Ano: 1870, no Teatro alla Scala, Milão
Género: Ópera

Antônio Carlos Gomes (1836-1896) é um caso insólito na música europeia do século XIX: não só foi o único compositor não-europeu a fazer carreira de sucesso na ópera italiana, como tinha a peculiaridade da origem mestiça, numa época em que os compositores de renome eram todos imaculadamente brancos. Foi também o primeiro brasileiro a obter projecção internacional e o escritor brasileiro Rubem Fonseca converteu a sua vida numa fascinante biografia romanceada, O selvagem da ópera (1994).
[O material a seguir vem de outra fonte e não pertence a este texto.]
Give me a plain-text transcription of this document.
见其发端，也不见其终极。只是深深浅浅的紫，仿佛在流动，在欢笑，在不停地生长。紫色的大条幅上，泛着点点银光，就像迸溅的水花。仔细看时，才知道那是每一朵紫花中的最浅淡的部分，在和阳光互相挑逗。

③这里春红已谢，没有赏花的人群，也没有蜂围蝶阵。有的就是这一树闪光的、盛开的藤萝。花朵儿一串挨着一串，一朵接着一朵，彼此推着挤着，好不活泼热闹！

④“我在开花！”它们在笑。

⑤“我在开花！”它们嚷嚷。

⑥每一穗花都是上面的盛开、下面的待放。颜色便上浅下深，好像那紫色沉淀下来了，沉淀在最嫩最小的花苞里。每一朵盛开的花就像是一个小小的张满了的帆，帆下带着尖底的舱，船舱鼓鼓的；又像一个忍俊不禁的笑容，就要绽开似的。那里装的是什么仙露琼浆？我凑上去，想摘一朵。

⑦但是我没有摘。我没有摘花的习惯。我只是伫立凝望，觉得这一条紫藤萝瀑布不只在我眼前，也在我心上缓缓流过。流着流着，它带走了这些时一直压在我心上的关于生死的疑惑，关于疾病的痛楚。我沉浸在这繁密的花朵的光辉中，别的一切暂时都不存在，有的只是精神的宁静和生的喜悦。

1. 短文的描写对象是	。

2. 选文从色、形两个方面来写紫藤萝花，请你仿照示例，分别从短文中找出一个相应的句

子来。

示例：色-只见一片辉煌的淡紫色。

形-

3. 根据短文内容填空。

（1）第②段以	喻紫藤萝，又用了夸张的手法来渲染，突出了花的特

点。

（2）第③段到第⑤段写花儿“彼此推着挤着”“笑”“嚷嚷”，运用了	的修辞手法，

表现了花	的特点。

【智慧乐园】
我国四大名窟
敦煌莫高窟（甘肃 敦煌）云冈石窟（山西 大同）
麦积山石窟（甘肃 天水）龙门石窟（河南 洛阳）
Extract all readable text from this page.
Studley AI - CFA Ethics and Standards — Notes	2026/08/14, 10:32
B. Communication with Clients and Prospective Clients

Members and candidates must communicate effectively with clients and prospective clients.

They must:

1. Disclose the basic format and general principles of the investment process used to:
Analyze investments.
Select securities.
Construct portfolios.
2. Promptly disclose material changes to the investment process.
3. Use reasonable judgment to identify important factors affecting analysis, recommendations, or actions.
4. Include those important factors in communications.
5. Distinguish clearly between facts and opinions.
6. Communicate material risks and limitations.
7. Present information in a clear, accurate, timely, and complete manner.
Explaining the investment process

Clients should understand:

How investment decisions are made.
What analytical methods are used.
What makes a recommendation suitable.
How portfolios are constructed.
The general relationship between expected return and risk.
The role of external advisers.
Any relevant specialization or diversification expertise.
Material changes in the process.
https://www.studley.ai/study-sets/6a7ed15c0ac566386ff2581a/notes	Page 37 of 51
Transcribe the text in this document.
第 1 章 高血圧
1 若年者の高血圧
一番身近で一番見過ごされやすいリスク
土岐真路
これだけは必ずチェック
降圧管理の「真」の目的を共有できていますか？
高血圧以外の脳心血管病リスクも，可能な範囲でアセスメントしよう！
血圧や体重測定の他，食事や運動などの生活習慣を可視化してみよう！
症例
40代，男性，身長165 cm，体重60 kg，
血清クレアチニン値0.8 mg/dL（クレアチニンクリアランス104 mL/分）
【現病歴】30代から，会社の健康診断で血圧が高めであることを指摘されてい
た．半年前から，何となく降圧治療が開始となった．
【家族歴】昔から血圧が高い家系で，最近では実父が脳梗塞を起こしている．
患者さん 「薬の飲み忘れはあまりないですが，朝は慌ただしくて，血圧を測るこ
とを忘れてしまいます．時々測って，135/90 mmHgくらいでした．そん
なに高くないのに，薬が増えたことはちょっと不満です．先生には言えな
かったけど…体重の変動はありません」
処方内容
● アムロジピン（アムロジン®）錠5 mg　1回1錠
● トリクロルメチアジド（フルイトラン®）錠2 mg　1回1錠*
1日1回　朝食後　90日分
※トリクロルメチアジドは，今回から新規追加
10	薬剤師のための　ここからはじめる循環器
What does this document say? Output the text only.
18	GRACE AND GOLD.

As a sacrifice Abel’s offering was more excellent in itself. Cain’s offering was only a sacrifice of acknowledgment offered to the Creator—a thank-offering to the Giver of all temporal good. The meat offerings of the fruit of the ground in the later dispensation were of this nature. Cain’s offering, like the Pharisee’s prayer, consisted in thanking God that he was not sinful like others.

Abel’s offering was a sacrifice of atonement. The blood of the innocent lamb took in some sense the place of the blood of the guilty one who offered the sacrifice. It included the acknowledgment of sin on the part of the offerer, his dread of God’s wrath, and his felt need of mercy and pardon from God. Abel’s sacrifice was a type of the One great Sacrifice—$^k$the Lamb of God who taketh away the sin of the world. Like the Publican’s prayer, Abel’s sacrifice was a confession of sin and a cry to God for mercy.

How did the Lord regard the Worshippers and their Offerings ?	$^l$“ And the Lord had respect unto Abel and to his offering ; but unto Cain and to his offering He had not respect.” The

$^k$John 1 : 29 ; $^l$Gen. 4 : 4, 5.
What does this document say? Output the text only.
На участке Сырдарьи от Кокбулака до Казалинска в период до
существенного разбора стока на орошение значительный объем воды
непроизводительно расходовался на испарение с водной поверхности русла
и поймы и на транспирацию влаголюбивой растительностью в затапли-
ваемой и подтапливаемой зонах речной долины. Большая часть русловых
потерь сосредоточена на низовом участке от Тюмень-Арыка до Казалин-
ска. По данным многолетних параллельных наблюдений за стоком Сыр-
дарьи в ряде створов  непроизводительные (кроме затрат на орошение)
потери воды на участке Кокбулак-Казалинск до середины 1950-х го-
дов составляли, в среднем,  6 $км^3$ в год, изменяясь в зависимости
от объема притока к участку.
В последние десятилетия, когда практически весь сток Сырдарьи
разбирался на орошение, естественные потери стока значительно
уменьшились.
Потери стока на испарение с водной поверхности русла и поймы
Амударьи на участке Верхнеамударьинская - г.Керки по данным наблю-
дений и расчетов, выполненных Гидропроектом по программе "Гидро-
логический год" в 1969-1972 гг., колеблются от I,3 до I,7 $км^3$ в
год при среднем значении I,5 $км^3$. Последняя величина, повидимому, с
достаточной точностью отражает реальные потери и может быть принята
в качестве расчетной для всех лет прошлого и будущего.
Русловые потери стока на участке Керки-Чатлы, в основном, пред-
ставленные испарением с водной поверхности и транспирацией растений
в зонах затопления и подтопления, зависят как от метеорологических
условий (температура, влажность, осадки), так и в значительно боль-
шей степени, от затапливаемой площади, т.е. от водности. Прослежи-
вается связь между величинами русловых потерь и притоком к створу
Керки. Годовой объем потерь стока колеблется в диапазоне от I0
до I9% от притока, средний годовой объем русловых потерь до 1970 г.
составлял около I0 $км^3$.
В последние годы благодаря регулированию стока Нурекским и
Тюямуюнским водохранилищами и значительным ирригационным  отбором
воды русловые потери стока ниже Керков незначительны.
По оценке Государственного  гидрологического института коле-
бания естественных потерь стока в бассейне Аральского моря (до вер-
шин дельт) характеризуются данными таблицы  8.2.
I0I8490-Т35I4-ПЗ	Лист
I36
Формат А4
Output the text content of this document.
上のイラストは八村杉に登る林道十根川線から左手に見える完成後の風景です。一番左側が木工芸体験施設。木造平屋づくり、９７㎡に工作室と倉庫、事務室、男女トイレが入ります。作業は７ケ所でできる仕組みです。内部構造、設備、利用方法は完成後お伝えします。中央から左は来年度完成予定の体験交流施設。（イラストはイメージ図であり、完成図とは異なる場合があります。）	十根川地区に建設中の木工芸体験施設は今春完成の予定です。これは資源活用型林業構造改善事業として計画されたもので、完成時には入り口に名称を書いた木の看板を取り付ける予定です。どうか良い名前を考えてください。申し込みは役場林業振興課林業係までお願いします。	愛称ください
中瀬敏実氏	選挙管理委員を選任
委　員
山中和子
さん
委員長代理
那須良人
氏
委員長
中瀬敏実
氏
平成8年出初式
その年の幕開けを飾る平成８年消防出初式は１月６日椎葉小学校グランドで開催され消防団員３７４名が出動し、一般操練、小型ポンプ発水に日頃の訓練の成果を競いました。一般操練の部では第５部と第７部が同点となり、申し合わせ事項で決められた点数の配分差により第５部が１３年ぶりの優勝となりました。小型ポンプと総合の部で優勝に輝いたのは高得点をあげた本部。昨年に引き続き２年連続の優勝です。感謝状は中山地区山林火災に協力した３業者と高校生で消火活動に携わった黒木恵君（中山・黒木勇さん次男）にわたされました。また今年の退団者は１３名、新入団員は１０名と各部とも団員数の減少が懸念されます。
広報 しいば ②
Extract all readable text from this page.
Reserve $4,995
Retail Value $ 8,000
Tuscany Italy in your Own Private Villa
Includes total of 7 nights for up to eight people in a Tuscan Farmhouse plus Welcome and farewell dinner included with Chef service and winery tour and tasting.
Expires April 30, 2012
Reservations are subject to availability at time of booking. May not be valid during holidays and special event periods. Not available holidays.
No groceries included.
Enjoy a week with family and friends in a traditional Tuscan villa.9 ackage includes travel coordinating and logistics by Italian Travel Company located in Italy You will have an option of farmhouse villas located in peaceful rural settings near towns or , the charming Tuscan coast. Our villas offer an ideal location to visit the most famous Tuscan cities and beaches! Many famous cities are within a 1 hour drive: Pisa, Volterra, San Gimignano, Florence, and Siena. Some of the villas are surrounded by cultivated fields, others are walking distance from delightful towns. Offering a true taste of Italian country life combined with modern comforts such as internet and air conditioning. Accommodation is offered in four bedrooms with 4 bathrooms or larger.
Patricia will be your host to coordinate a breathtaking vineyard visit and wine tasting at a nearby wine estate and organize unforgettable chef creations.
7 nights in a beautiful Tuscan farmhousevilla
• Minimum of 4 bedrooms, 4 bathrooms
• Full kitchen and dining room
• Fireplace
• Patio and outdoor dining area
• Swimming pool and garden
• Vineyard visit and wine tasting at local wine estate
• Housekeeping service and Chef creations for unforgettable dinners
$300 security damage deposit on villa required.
O libreto de Il Guarany, da autoria de Antonio Scalvini, baseou-se no romance O Guarani, de José de Alencar: decorre nas imediações do Rio de Janeiro, circa 1660, e gira em torno da paixão de Peri, filho de um chefe índio Guarani, por Ceci, filha de D. Antonio de Mariz, fidalgo português que enfrenta os índios Aymoré e o pérfido aventureiro espanhol González.

Foi a primeira ópera de Gomes a estrear em Itália e foi a que lhe trouxe maior fama – consta que, ao ouvi-la, Verdi terá declarado: “Este jovem começa onde eu acabo.”

[Excerto de uma récita de Il Guarany, no Teatro da Paz, em Belém, Brasil]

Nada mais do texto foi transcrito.